Sandra E. Juul, M.D., Ph.D., from the University of Washington in Seattle, and colleagues conducted a randomized trial of high-dose erythropoietin involving 941 infants born at 24 weeks 0 days to 27 weeks 6 days of gestation. A total of 741 infants were randomly assigned to receive either erythropoietin (376 infants) or placebo (365 infants) within 24 hours of birth. Erythropoietin was administered intravenously at a dose of 1,000 U/kg body weight every 48 hours for a total of six doses, followed by a lower maintenance dose of 400 U/kg body weight three times per week administered by subcutaneous injection through 32 completed weeks of postmenstrual age.

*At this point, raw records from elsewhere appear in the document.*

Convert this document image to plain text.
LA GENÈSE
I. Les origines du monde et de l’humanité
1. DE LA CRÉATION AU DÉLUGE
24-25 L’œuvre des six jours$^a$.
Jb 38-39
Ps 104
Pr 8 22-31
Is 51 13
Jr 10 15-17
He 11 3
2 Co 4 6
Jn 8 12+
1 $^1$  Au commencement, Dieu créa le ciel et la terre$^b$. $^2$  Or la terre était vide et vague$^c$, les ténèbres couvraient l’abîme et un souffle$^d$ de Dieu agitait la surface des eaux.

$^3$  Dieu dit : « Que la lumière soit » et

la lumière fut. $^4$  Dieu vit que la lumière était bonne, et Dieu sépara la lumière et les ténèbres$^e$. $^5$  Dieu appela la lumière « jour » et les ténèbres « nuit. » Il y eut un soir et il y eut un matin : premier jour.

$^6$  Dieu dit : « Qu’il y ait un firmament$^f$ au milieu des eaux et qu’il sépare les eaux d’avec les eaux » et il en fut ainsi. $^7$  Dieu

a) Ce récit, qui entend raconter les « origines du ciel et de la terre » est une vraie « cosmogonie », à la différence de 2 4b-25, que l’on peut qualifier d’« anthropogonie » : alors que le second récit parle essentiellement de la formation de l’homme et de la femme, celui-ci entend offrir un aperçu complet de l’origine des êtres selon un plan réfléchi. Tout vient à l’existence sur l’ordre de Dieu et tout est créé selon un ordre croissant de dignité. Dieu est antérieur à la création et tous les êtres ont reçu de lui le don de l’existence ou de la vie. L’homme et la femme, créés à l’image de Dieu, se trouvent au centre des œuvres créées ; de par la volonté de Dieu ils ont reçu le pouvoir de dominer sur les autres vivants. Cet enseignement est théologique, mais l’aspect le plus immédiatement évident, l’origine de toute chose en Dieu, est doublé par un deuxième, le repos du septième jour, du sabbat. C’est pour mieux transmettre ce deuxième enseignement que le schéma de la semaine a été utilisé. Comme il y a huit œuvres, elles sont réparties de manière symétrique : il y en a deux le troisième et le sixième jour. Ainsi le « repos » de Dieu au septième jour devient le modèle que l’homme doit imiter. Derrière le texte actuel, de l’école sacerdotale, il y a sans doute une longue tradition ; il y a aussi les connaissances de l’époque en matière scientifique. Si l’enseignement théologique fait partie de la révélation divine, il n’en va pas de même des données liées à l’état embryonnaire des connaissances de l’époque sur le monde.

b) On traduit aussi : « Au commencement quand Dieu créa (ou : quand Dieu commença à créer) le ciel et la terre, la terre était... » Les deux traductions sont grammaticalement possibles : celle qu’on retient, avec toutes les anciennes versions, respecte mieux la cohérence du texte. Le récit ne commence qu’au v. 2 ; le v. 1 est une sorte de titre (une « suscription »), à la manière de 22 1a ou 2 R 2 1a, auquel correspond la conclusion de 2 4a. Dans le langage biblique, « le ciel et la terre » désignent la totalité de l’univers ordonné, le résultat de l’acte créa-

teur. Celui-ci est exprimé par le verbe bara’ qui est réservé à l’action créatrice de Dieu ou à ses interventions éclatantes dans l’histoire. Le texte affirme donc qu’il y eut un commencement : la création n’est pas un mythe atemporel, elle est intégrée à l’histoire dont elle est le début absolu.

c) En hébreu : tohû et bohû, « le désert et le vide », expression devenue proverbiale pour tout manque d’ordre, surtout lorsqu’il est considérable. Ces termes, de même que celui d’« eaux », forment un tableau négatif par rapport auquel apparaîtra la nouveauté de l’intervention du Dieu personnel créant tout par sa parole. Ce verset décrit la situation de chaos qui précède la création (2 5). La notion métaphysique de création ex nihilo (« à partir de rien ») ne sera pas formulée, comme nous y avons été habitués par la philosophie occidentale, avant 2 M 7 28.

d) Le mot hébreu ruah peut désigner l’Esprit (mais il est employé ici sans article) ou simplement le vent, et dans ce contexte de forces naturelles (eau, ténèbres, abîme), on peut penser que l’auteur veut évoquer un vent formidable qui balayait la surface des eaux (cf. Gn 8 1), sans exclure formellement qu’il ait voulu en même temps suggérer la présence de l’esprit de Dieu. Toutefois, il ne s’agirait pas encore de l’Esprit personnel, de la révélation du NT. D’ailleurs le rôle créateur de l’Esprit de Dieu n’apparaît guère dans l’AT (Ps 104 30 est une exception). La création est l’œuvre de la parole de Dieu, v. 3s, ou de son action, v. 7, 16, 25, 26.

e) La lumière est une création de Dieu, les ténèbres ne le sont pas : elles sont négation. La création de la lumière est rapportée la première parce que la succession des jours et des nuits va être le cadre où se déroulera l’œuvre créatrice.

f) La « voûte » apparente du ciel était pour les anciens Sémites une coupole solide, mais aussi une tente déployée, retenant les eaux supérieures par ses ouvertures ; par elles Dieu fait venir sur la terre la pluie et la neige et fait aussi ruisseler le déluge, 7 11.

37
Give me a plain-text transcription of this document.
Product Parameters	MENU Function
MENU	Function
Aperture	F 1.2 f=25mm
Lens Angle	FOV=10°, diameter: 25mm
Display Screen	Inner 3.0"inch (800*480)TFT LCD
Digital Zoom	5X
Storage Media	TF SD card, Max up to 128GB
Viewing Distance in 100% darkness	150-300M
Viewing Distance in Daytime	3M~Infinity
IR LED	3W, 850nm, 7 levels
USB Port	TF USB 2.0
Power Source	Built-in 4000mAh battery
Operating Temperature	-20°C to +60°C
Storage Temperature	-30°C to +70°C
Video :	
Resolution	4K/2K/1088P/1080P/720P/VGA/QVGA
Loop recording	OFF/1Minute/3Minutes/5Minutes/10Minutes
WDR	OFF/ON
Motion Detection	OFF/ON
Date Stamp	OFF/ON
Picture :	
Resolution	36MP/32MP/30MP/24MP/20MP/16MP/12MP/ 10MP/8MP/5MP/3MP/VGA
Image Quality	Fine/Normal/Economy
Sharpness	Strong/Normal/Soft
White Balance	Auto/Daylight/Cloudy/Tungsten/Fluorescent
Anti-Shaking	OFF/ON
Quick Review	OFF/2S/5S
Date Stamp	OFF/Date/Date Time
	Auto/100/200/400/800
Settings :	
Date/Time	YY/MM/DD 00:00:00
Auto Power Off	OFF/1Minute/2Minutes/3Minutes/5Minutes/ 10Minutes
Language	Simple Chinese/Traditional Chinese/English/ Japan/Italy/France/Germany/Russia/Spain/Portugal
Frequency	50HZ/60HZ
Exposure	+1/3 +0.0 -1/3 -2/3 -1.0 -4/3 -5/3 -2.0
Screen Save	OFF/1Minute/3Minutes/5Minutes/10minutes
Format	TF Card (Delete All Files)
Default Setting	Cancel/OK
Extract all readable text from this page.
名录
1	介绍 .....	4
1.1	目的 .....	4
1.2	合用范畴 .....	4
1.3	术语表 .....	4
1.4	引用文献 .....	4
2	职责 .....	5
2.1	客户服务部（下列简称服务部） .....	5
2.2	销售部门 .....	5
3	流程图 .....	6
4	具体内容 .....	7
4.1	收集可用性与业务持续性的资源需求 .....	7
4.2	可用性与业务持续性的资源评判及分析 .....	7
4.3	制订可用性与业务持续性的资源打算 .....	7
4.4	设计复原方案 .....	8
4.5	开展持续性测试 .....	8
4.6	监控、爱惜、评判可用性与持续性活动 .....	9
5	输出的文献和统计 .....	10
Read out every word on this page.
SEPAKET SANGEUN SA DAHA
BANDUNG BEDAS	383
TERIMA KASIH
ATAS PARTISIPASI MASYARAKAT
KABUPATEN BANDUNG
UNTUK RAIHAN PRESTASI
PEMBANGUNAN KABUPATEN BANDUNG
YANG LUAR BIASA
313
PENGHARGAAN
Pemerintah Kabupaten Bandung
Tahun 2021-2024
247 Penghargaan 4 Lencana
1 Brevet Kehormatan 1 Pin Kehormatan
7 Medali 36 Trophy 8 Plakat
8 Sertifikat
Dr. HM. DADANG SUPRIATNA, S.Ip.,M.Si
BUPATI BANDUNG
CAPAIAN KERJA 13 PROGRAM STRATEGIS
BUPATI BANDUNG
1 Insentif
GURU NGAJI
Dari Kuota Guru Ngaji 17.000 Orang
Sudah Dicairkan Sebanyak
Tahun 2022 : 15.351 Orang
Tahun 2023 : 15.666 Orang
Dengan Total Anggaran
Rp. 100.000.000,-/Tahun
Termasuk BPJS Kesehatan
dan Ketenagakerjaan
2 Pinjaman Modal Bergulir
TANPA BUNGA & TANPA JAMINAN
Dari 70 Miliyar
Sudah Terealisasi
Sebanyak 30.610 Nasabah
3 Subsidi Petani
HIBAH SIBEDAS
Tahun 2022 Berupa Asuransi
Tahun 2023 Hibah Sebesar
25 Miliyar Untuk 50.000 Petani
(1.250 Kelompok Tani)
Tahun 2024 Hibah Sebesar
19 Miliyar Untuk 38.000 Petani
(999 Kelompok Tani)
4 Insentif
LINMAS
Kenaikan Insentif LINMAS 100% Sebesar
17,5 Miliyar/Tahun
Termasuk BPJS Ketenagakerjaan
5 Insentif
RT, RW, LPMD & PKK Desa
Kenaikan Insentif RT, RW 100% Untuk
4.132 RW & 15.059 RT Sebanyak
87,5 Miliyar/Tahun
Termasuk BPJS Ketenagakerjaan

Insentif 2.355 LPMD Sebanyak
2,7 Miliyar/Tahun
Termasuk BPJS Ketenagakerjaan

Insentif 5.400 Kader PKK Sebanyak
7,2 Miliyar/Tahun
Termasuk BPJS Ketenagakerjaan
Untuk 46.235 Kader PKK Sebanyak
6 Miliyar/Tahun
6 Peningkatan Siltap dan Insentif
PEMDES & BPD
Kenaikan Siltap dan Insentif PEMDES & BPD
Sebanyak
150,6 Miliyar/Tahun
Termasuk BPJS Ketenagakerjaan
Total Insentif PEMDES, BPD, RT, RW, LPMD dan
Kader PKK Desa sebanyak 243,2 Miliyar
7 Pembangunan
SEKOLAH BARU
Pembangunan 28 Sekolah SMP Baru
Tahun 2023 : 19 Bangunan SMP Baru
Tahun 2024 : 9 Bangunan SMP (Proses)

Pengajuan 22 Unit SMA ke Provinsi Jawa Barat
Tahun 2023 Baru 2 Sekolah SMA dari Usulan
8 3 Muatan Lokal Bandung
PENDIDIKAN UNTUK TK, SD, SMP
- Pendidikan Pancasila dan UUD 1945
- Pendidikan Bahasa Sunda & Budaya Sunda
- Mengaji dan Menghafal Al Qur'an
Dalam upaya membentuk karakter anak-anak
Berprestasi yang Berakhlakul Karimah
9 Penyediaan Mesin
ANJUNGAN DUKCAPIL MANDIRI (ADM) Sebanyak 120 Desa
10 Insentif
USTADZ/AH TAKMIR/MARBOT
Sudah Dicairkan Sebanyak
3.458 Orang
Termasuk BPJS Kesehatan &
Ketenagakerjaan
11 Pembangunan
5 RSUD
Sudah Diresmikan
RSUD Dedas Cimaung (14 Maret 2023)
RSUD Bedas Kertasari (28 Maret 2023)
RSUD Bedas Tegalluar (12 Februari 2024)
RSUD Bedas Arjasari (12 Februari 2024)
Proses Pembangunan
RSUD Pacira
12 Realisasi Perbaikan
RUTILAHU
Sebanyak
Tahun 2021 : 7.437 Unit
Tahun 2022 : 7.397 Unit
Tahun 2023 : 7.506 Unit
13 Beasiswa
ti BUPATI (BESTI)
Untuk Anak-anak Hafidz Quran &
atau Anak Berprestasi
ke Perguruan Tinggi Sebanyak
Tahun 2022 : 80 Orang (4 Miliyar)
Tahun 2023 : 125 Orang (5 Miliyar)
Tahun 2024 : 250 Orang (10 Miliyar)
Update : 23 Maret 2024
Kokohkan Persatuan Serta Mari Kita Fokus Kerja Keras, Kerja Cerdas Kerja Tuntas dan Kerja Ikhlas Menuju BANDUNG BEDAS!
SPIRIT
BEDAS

The researchers observed no significant between-group difference in the incidence of death or severe neurodevelopmental impairment at age 2 years (26 versus 26 percent; relative risk, 1.03; 95 percent confidence interval, 0.81 to 1.32; P = 0.80). No significant between-group differences were seen in the rates of retinopathy of prematurity, intracranial hemorrhage, sepsis, necrotizing enterocolitis, bronchopulmonary dysplasia, or death or in frequency of serious adverse events.
"We did not observe that treatment with high-dose erythropoietin in extremely preterm infants resulted in a lower risk of death or in better neurodevelopmental outcomes at 2 years of age than placebo," the authors write.